Premi speciali e riconoscimenti
Giovedì sera sono stati consegnati anche alcuni premi speciali. Riccardo Sfasciamuro, 10 anni, ha ricevuto lo Junior Meritum, riconoscimento dedicato a tutti i partecipanti tra i 3 e i 12 anni, a testimonianza dell’attenzione del movimento mototuristico anche verso le nuove generazioni.
Il Moto Club 598 è stato invece premiato come sodalizio italiano con il maggior numero di motociclisti presenti all’edizione di Lillehammer, confermando il ruolo centrale dei club nella costruzione della squadra azzurra.
Le parole della FMI: passione, turismo e cultura
Il Presidente FMI Giovanni Copioli ha sottolineato il valore sportivo e culturale di questa ennesima affermazione: “Una vittoria incredibile, davvero speciale perché conferma quanto il mototurismo in Italia sia sentito e praticato. Quest’anno non era facile vincere viste le distanze da percorrere, ma i nostri Moto Club e Tesserati hanno messo su strada, ancora una volta, tutta la loro passione.

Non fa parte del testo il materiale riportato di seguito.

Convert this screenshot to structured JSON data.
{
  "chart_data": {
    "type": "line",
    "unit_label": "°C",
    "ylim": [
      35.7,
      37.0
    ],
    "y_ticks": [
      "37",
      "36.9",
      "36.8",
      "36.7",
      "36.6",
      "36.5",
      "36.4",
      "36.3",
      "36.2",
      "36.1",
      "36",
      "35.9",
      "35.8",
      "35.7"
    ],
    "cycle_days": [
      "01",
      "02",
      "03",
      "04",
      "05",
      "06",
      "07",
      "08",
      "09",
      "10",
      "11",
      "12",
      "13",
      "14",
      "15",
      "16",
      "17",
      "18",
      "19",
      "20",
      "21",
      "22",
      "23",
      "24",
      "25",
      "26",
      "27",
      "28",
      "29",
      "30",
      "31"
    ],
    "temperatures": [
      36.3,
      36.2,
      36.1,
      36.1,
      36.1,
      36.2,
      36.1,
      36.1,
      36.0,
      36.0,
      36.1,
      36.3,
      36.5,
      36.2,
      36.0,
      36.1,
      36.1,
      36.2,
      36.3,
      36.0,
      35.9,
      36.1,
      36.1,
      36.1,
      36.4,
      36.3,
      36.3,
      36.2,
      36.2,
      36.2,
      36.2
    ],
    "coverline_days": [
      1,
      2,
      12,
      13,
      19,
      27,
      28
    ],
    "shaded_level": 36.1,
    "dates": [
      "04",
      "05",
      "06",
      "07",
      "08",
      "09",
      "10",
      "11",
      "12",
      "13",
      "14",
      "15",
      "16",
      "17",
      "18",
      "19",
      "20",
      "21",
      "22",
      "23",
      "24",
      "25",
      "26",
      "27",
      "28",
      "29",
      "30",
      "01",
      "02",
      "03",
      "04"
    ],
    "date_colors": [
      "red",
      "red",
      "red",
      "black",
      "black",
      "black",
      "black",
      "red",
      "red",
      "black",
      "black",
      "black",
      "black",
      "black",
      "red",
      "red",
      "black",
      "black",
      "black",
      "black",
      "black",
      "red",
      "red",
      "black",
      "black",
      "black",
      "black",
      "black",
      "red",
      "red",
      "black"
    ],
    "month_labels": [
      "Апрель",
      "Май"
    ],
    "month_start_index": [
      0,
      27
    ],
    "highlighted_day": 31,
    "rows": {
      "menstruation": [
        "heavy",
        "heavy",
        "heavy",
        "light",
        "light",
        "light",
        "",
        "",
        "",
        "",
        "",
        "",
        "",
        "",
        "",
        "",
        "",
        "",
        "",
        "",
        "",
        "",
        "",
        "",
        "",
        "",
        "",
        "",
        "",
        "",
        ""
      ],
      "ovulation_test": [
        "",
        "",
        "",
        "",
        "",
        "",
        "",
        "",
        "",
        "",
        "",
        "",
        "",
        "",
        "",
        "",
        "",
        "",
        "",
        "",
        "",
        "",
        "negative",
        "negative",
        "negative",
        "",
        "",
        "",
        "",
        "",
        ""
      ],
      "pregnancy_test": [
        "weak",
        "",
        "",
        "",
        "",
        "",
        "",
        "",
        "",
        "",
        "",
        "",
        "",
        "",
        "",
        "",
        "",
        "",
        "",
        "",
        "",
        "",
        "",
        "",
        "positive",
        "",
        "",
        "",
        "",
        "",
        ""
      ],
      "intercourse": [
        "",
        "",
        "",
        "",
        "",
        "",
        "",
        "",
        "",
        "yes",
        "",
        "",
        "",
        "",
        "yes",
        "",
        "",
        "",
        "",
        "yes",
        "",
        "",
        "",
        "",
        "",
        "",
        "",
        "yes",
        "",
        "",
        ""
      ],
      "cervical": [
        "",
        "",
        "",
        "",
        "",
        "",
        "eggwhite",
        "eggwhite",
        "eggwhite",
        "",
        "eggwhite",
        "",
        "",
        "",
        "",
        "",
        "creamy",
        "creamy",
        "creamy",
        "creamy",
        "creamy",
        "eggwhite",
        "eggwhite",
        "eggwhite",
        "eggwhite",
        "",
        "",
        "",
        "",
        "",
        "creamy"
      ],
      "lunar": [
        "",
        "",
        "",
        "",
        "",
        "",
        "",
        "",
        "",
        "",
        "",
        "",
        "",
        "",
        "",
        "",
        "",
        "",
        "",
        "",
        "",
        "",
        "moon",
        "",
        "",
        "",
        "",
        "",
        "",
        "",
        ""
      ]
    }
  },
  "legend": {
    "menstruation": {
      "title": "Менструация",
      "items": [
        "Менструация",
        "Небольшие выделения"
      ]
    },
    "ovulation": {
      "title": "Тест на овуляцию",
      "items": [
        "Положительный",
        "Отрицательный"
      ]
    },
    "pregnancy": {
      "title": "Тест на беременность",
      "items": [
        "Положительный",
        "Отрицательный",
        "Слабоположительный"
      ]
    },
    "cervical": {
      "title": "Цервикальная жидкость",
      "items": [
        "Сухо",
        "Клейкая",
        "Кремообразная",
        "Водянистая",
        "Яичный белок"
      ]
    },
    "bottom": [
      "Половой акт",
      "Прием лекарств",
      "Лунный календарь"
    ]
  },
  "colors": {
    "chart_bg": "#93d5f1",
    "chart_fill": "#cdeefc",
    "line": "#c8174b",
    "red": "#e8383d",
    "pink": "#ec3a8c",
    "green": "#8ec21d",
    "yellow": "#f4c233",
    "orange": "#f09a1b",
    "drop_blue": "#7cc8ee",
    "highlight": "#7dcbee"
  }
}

Li ringrazio perché questi risultati contribuiscono a dare visibilità al motociclismo e, soprattutto, al turismo in moto da un punto di vista istituzionale. Dimostrano come i nostri motociclisti abbiano sete di scoperta e di cultura, due valori fondamentali del mondo delle due ruote. Questa vittoria si aggiunge alle cinque affermazioni precedenti e al successo organizzativo dell’anno scorso a Chianciano Terme”.
Sulla stessa linea il commento di Rocco Lopardo, Vice Presidente FMI e Coordinatore della Commissione Turistica: “Che emozione poter alzare ancora una volta il trofeo di Campioni del Mondo di Mototurismo. Farlo nella località sede dell’Olimpiade Invernale, dove si respira sport in ogni angolo della città, è stato davvero speciale.
Qui a Lillehammer abbiamo condiviso tre giorni intensi con tutta la squadra, formata sia da fedelissimi sia da nuove leve. Per la Commissione Turistica e Tempo Libero FMI è un onore rappresentare un movimento di così alto livello, in cui si uniscono passione, voglia di viaggiare e desiderio di stare insieme all’insegna del motociclismo. Questa sesta vittoria è molto significativa e già guardiamo con entusiasmo all’edizione 2026”.